Thunberg tours ‘Pollution Pods’ with artist Michael Pinsky

22 September 2019

For Greta Thunberg, Friday was a remarkable day, as she watched her solo strike from just one year ago flourish into “Week 57” with millions participating across the globe. On Saturday, though, it was back to work as she toured the innovative but troubling “Pollution Pods” created by installation artist Michael Pinsky.

Pinsky’s five geodesic domes contain near-perfect samples of the air quality in cities around the world. They’ve been around for a year or two, but this time Pinsky was invited by the World Health Organization (WHO) to set up in New York City alongside the ongoing United Nations Climate Action Summit.

It was there that Thunberg caught a whiff of New Delhi, faithfully recreated by the artist, left. From the looks of her wrinkled nose, he’s done a fair job of simulating the poor air quality of one of the most polluted cities on the planet.

“In the Pollution Pods, I have tried to distill the whole bodily sense of being in each place,” he explains. “Being in São Paulo seems like a sanctuary compared to New Delhi, until your eyes start to water from the sensation of ethanol, whilst Tautra is unlike any air you’ll have ever breathed before, it is so pure.”

The British artist, referring respectively to the cities in Brazil and Norway, rounds out the five interactive domes with Beijing as well as London – a city that has hosted a Pollution Pod installation, and where leaders are racing to control particulate matter and the overall greenhouse gas (GHG) emissions that threaten success in meeting UK climate change targets.

The Pollution Pods illustrate those challenges with an immersive experience that first began in Norway with Climart, the organization that commissioned Pinsky for the work. Dr. Christian Kloeckner, an environmental psychologist with Norwegian University of Science and Technology (NTNU) and the co-leader of Climart, said he wanted to investigate how art may have the power to influence climate behavior.

So Pinsky – described by Climart as an urban planner, activist and researcher as well as artist – carefully mixed the “recipe” for each city, with its ozone level, particulate matter, nitrogen dioxide, sulphur dioxide and carbon monoxide that pollute it. The design is meant to travel as an exhibit so that people like Thunberg can share the experience and why change is urgent.

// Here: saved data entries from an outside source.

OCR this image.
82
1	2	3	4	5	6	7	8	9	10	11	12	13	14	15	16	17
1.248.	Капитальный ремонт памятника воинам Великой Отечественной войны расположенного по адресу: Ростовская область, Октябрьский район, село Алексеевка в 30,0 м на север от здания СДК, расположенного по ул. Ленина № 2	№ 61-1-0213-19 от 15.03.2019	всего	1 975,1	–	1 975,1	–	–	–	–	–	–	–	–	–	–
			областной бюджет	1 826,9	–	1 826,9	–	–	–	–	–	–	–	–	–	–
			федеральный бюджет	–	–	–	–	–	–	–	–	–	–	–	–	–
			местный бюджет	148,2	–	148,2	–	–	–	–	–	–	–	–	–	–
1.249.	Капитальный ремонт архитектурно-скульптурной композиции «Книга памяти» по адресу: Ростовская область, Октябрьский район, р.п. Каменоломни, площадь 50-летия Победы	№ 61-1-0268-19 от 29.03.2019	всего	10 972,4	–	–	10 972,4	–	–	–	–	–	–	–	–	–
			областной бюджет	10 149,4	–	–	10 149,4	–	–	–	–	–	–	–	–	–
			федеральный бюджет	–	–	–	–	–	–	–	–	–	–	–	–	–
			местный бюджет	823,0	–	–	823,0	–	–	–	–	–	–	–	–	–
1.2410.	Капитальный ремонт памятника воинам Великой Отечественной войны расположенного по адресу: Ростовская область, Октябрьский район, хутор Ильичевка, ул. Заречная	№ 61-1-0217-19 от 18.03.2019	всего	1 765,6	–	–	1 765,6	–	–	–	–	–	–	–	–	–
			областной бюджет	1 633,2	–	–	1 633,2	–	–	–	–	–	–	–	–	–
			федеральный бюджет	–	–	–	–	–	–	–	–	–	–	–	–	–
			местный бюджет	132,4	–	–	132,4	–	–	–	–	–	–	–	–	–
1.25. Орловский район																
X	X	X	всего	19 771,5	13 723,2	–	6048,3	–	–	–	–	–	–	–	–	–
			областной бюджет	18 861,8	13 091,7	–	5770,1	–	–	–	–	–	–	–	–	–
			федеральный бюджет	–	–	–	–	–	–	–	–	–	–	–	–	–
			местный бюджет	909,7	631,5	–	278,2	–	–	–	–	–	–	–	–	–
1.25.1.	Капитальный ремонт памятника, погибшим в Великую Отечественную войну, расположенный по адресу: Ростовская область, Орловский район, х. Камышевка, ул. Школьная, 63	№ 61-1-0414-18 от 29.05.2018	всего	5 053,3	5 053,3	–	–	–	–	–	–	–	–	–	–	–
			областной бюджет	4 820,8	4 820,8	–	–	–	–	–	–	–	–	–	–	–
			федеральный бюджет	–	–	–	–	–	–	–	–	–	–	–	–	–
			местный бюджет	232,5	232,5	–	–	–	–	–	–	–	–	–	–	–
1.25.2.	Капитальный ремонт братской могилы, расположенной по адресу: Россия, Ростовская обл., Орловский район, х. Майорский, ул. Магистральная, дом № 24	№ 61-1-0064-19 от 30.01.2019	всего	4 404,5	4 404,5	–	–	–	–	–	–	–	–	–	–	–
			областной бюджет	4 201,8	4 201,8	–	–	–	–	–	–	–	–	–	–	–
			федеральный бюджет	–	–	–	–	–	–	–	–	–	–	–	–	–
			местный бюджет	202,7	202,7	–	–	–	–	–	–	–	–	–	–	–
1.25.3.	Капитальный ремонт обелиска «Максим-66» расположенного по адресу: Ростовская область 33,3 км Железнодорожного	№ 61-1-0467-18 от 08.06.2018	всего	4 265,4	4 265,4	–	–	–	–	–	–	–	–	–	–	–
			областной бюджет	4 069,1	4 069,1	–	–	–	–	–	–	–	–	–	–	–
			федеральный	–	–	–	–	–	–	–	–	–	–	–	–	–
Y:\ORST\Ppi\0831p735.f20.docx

“It is a very strong, immediate, visceral impact on you,” says Pinsky. He said he designed the domes to deliver the same feeling one gets when traveling and arriving suddenly in a completely different climate setting: It hits you in the face.

Climart and Pinsky want people to readily understand the threats of toxic air and choose to make it better, even if they can’t see it.

“In the West, in cities such as London, one in five children suffer from asthma. Whilst in the developing countries such as Delhi, over half the children have stunted lung development and will never completely recover,” the group says. “However, this pollution is difficult to understand through images, as the smog of such as Delhi seems almost romantic and much of the most dangerous toxins are not visible at all.”